2. Take advantage of the locals

This would apply to any platform where a brand would like to venture in. Just like being guided by a local when visiting a new town, Twitch's influencers will be the best partner anyone looking to reach an audience there can have.

The important thing about this, however, is to pick the right kind of streamer that would:

  • Reach your target audience.
  • Connect in some way with the brand's values and personalities.

Some tips to help streamline this are to focus on the audience they have, the topics or genres they cover, and most importantly, viewers' relationship with the influencer. We should partner with someone who speaks to the audience we want to reach through engaging topics and have communication reciprocity; comments and UGC (User-generated content) are just a couple of indicators we could use to understand this.

An example of how non-gaming brands can take advantage of this is how Hershey's used a collaboration between two well-known Twitch influencers; Dr.Lupo and Ninja, to launch its new chocolate bar that mixed Hershey's chocolate with Reese's peanut butter.

They streamed for 12 hours just before TwitchCon2018 (one of the most significant events for content creators) and mentioned, showed, and referenced to the candy bar several times not only on the live stream but in some of their other channels as well.

The great thing about this example was that it felt natural; for anyone playing video games for extended periods of time, eating treats is part of the routine, so it did not feel intrusive nor out of context.

3. Keep your eyes open and be responsive
The best thing about implementing marketing actions on live streaming platforms is that there is no delay in the response from the audience. Thus, for this reason, brands must have their eyes open to whatever happens online during these marketing actions.

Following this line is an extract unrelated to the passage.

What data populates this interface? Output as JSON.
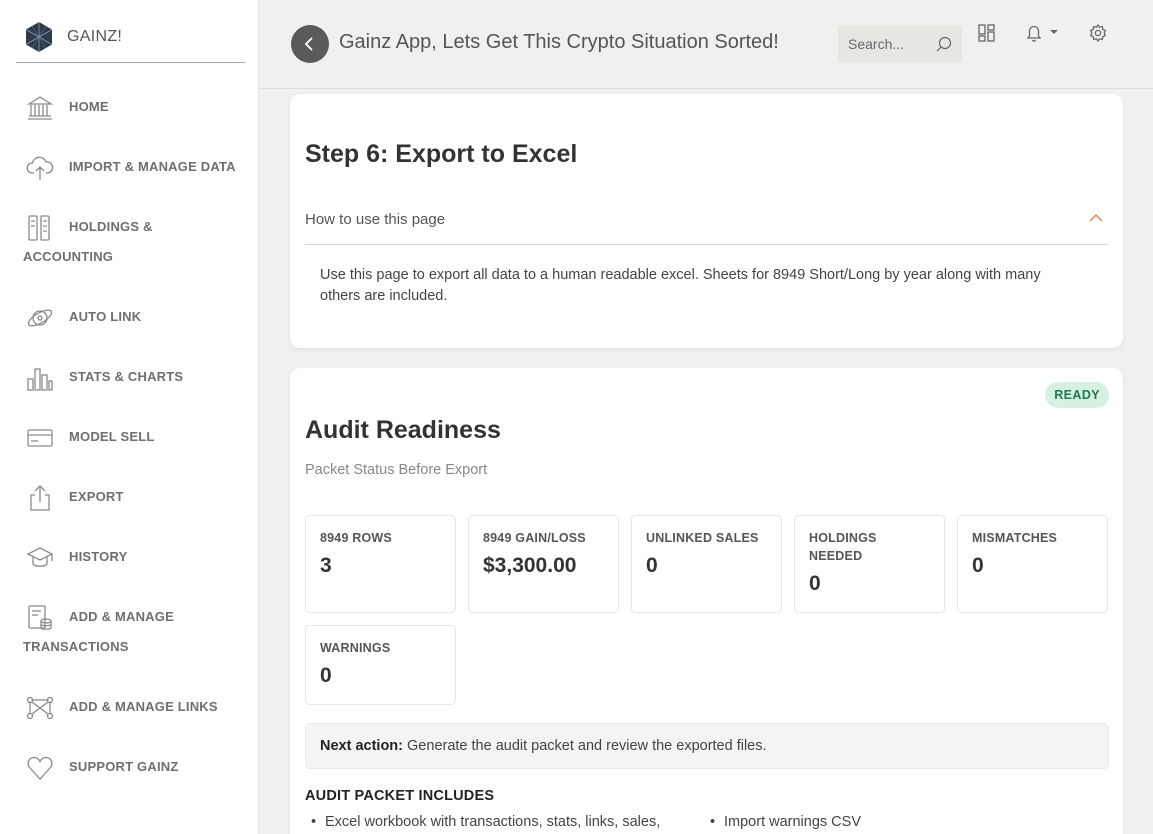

There is so much opportunity for brands to use real-time marketing here:

  • Interact with messages from the viewers.
  • Let the brand loose to be part of the crowd.
  • Identify and promote opportunities to boost UGC.

 

4. Set your expectations straight
As with any marketing activities, having SMART goals is a must. However, every time we work on a strategy for online marketing, things may start to get a bit fuzzy.

That is why it is essential to know what we can achieve with platforms like Twitch and, to what extent, can serve us in an instrumental way to get us closer to our marketing goals.

Twitch can help brands to raise awareness about their products or services, gain relevance among potential customers, convert new customers, and even delight those who are already customers through the content and influencer's connections.

So, is Twitch good for any brand?

The short answer would be: yes and no.

Yes
    
Yes, it is good if you find a way to generate content either with an influencer partnership or standalone. The example of WildEarth, a channel hosted by expert zoologists from Australia, is excellent because it proves that there is space for streaming content that does not have to be limited to an in-home studio-like.

This channel streams live feeds of animals in the wild as an opportunity to bring people closer to nature. Like this, any channel that could offer entertaining content can even serve as educational and still be engaging.

No

If the brand is not up for the challenge of finding a way to communicate more dynamically and innovatively, Twitch is probably no the right place for that brand. But beware that in the near future, nor will be no other platform on the internet.

The paradigm of digital communication changed almost two decades ago. Twitch is just part of the wave of platforms that disrupt the typology of content being shared online and how users interact with one another.

Discord, Reddit, ClubHouse. If these names are not familiar to you or your brand, you may be losing great opportunities to connect with your target audience in more effective ways. Yet again, these are just a handful of platforms available to engage with people, so I am sure that there must be a "place" that will be a good fit for "almost" any brand.